I would like a rawfile exposure histogram which is connected on the mousepointer when i want. When i point my mouse to a place on the image it’s shows a crosshair on the histogram’s channels so i can see where on the exposure line i am.

My use of Raw Digger is, in fact, limited to determining the sensor saturation point of a new camera (or, rarely, retesting) for the purposes of the calculation mentioned in Borg article. So maybe once a year or less.

I wouldn’t call this “pixel peeping” since the data doesn’t derive from any particular image (in fact the process uses a series of shots of a ‘grey’ card). Also the least-expensive version of RD is just fine for this purpose. It’s an economical purchase because it allows you to make better use of a very expensive piece of hardware: your camera.

FastRawViewer does give you a Raw Histogram – as our cameras should – of a specific image which is useful as “pixel peeping” because it shows what latitude there may be for post-processing.
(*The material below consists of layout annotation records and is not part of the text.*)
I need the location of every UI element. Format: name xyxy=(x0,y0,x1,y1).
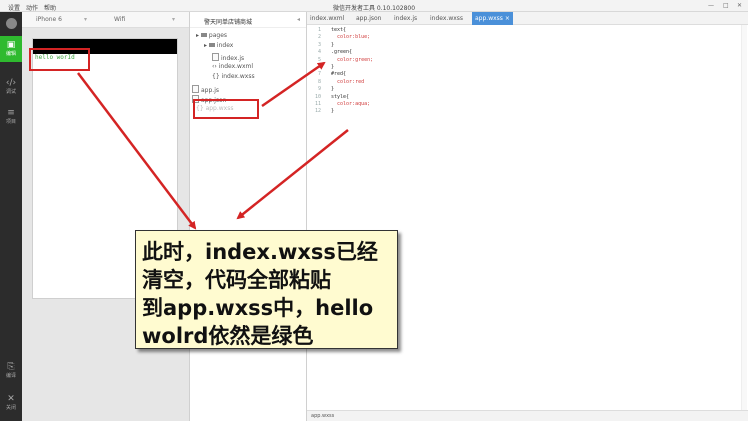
callout-line-1: 此时，index.wxss已经 xyxy=(142,240,378,264)
callout-line-2: 清空，代码全部粘贴 xyxy=(142,268,331,292)
arrow-to-code xyxy=(261,61,326,108)
annotation-callout: 此时，index.wxss已经 清空，代码全部粘贴 到app.wxss中，hel… xyxy=(135,230,398,349)
arrow-from-editor xyxy=(236,129,349,220)
annotation-arrows xyxy=(77,61,349,230)
callout-line-3: 到app.wxss中，hello xyxy=(142,296,374,320)
arrow-to-callout xyxy=(77,72,197,230)
callout-line-4: wolrd依然是绿色 xyxy=(142,324,314,348)
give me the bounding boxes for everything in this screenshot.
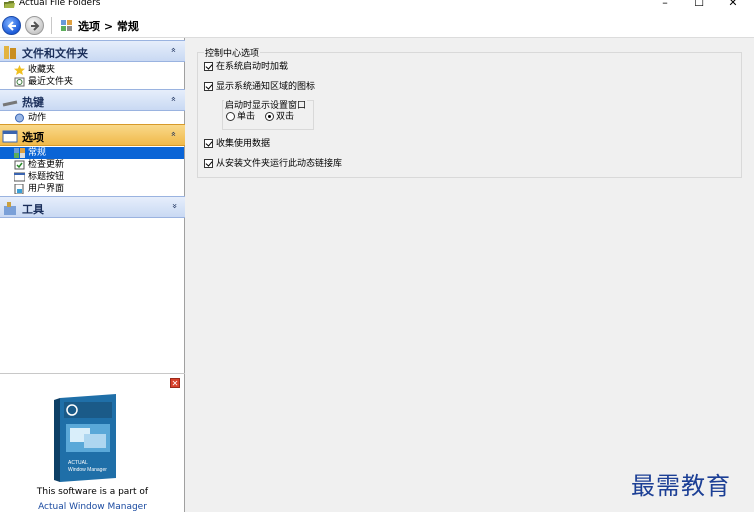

But the histogram not provide the same degree of accuracy in its (single) histogram panel as Raw Digger; so it can’t be used for the calculations in the Borg article.

BTW, I don’t think anyone need find the math of the process intimidating: you only need to follow a recipe. The formulae may look unfamiliar but you can skip them: they’re illustrative & don’t affect the practical steps that the article suggests.

If, however, anyone can’t be bothered with the measurements, my suggestion would be to just experiment with implementing the recommended exposure routine in the article without making the precise calculations of saturation first. I have found that with cameras/sensors I have owned ranging from M4/3 (Olympus) to APS-C (Ricoh, Nikon) and Full Frame (Nikon, Canon) the desirable EV compensation for the spot-measurement of significant highlights as mentioned in the article is in the range of +1 ⅔ EV to +2 EV (approx). For reasons explained in the article, using the camera’s spot-meter to set the significant (not ‘specular’) highlights to this range has (for me anyway) resulted in much better exposure on a routine basis.